As I entered the clinic room I saw my patient for the first time, an elderly man, slumped in his wheelchair, thin, breathing rapidly, appearing tired both physically and mentally. I wished that I had seen him before. How long had he been this way? Had he been getting worse in the last week? The last day? The last few hours? What was his attitude towards his illness? At his advanced age, how hard did he want to fight to live, to feel better? How much medical and/or surgical treatment was he willing to endure?

It was not the first time I knew of my patient. I had spoken extensively with his referring physician about his heart failure, his other medical problems, and his attitudes. Yet, despite my in depth conversation with another experienced and caring physician, I still had so many questions. If only I had had a relationship with my patient before he became so threateningly ill.

Continuity of care is “the process by which the patient and the physician are cooperatively involved in ongoing health care management toward the goal of high quality, cost-effective medical care.” In today’s healthcare systems, physicians recognize it as a single physician caring for a single patient over time. Yet in today’s healthcare systems, this has been greatly lost. From part-time ambulatory care physicians only available certain days of the week, to groups of obstetricians who have a call system where one physician covers all the others on nights and weekends, to residents whose work-hour limits force them to turnover care to another resident, continuity of care is being destroyed. And it cannot be entirely replaced by careful “sign-outs” and EMRs.

Part of the practice of medicine is a “science.” Much can be communicated in the form of words and numbers describing symptoms, physical exam findings and test results. Yes, I knew my patient was short of breath a week ago when my referring physician had last seen him. But was he short of breath at rest and was he tachypnic? What was his respiratory rate? Was he using any of his accessory muscles to breath? Was he using inter-costal muscles, or just the diaphragm? For each symptom, each physical exam finding, each test result, multiple descriptors could be used to enhance the total clinical picture of a patient. As physicians, we note many of these consciously. But all the details are rarely documented in their entirety in our notes, as doing so would not be “time-efficient.” Furthermore, even with EMRs, these details cannot be conveyed in a practical and timely manner from physician to physician.

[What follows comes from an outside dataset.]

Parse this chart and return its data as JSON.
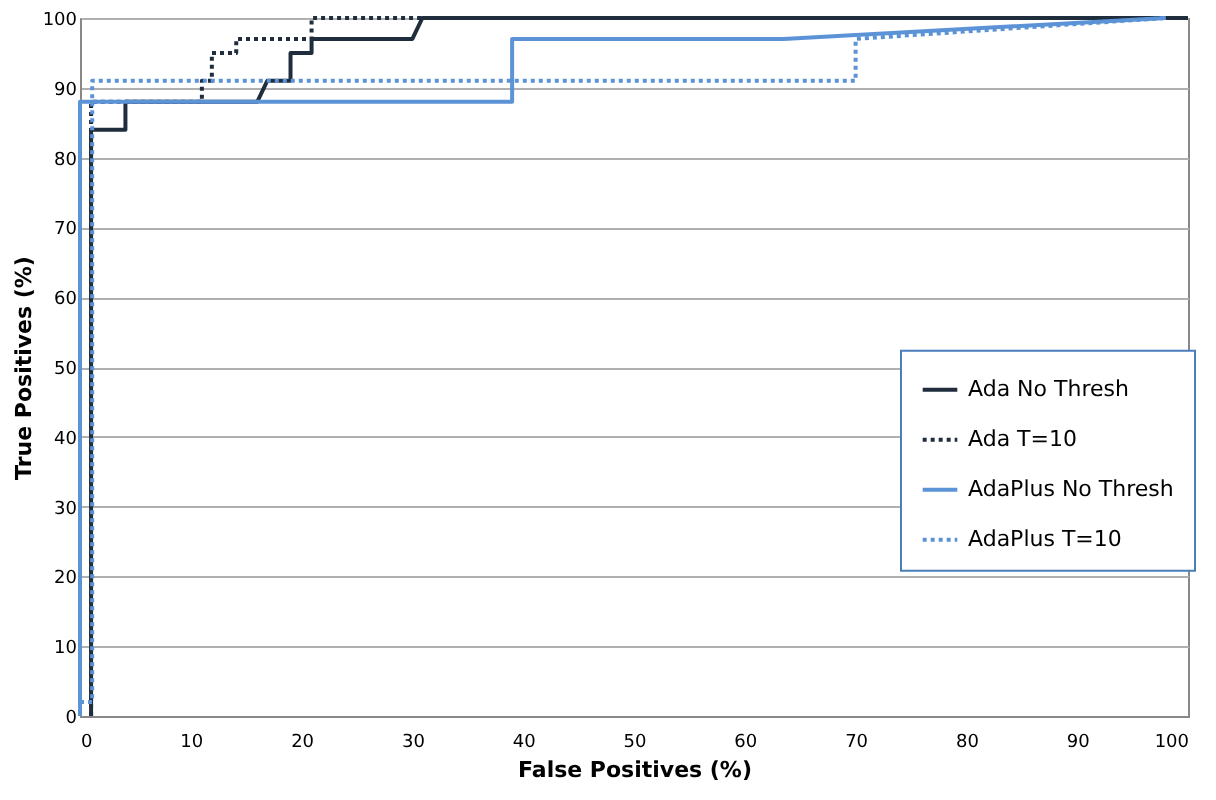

Part of the practice of medicine is an “art.” How stoic is a patient? How fearful? How much denial does the patient have? How much fatigue is the patient experiencing? What is the patient’s attitude toward his or her current illness and treatment in the context of his or her current life? Experienced physicians can recognize the answer to these questions through repeated encounters with patients and their families, encounters which involve conversation, the assessment of the body language and facial expressions. However, expressing it verbally to another physician in a detailed qualitatitive and quantitative way is rarely possible.

The evolution of our health care system has resulted in fantastic advances in health care delivery. The use of specialists, with their knowledge of large amounts of complex information and technology, has led to the better treatment of certain individual diseases. Work-hour restrictions have reduced physician fatigue as a source of medical errors, and led to a better quality-of-life for healthcare providers. Increased physician documentation requirements have resulted in data collection that can be analyzed for the purpose of quality improvement. Yet these same “advances” are destroying continuity-of-care, and the single doctor-patient relationship over time, which I believe is so essential to the highest quality of medical care. A new emphasis on preserving and revitalizing continuity of care must be made as our healthcare system continues to evolve.